Mentre parlava lo aveva stretto maggiormente a sé, quasi tentasse di inglobarlo nel suo corpo. Con lenti movimenti pelvici faceva strusciare i loro sessi tesi.

Yukito ansimava pesantemente sulla sua spalla che mordeva con forza per trattenere i gemiti che tentavano di scappargli dalla bocca.

“Io ti amo davvero e non mi sarei mai comportato come quella zoccoletta vistosa che porti a letto e che ha osato ridicolizzarti davanti a tutta quella gente” continuò a sussurrargli mentre scariche di puro piacere dovute alla vicinanza di quel corpo tanto bramato lo investivano senza sosta.

Yukito spalancò gli occhi stringendosi con forza al retro della sua giacca.

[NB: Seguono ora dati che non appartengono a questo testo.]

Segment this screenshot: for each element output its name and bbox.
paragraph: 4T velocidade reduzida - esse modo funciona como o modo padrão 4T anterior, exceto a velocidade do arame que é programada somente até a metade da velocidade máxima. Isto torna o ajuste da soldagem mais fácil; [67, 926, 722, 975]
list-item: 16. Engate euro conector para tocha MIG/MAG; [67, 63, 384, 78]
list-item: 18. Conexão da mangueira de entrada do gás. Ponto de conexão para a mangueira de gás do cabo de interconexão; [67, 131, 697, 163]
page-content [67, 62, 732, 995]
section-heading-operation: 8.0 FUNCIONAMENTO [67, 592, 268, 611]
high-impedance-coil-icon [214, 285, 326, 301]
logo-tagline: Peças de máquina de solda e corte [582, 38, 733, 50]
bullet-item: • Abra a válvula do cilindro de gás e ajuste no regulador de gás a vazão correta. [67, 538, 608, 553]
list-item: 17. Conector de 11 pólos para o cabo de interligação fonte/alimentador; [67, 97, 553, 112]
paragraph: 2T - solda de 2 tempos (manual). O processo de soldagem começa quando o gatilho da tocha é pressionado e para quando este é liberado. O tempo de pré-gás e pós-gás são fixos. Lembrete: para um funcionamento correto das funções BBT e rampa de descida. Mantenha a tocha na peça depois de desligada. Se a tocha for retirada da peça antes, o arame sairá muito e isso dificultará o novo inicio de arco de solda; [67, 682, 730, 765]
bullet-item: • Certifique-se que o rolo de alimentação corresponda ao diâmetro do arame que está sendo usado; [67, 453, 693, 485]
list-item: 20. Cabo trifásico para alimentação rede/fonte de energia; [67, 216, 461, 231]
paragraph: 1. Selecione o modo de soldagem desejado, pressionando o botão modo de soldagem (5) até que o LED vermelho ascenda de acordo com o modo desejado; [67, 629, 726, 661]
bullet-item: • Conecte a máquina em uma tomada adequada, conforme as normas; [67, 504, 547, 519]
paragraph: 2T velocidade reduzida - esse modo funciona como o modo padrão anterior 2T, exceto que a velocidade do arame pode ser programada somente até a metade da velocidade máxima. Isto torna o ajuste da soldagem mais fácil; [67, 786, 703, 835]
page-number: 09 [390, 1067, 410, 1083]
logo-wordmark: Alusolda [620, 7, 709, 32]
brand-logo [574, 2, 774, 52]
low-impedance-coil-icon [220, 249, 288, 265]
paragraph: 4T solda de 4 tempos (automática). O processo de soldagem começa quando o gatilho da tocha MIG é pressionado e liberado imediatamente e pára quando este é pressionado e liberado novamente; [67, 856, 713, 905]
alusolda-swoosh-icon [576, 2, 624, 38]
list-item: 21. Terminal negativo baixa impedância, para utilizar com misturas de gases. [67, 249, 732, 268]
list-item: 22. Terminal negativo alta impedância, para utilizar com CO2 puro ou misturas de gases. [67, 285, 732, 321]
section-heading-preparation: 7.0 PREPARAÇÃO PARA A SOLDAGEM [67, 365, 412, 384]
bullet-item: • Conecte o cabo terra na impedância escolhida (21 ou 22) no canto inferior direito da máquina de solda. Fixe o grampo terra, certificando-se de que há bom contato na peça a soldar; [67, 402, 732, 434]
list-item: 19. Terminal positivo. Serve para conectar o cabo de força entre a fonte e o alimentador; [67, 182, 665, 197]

“Lei non ti merita, non è di quella lurida cagna che hai bisogno. Tu hai bisogno di qualcuno che ti voglia per come sei, di qualcuno che sappia domarti come hai sempre desiderato. Tu hai bisogno di me!”

“Maledetto bastardo!!!” urlò Sasa con tutto il fiato che riuscì a racimolare e spinse Koji con quanta più forza poteva facendolo andare a sbattere contro la parete opposta del loro nascondiglio.

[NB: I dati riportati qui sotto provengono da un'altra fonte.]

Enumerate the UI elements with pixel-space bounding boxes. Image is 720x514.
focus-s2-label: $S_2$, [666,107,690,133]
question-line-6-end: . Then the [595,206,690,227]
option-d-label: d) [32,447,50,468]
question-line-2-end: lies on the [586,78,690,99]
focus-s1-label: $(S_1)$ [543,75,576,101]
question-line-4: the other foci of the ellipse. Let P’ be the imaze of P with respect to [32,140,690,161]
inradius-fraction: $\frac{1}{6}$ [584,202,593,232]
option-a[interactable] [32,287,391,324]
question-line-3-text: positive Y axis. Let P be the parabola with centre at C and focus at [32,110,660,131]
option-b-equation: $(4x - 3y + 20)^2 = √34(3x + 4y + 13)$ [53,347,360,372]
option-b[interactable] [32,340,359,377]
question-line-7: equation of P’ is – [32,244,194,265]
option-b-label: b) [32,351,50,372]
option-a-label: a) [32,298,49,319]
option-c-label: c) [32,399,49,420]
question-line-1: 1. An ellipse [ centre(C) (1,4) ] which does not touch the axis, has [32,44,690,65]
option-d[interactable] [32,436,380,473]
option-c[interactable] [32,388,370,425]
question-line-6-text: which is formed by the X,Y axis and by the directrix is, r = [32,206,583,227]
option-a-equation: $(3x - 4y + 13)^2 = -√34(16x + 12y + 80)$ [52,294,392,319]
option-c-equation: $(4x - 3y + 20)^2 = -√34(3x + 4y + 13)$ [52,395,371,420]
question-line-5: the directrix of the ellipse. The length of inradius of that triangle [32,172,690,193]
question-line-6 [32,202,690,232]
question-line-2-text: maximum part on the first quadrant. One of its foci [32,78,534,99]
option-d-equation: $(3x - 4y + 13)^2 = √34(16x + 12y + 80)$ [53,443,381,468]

Il biondo lo guardò spiazzato per quella reazione del tutto inaspettata.

Ma cos...”

“Tu c’entri! Sei stato tu, lo so, non mentire!” lo investì Yukito con furia cieca e occhi di ghiaccio.

Koji fece una smorfia divertita, cercando di trattenere una risata.

E se fosse?” domandò.

Gli occhi di Sasa si ridussero a spiragli sottilissimi.

“Mi fai schifo. Ti odio, mi senti? Io ti detesto!” sibilò prima di correre lontano da quel posto che gli metteva i brividi.

“Bugiardo” sussurrò Koji guardandolo fuggire.

Poi non riuscì più a trattenersi e scoppiò in una furiosa risata.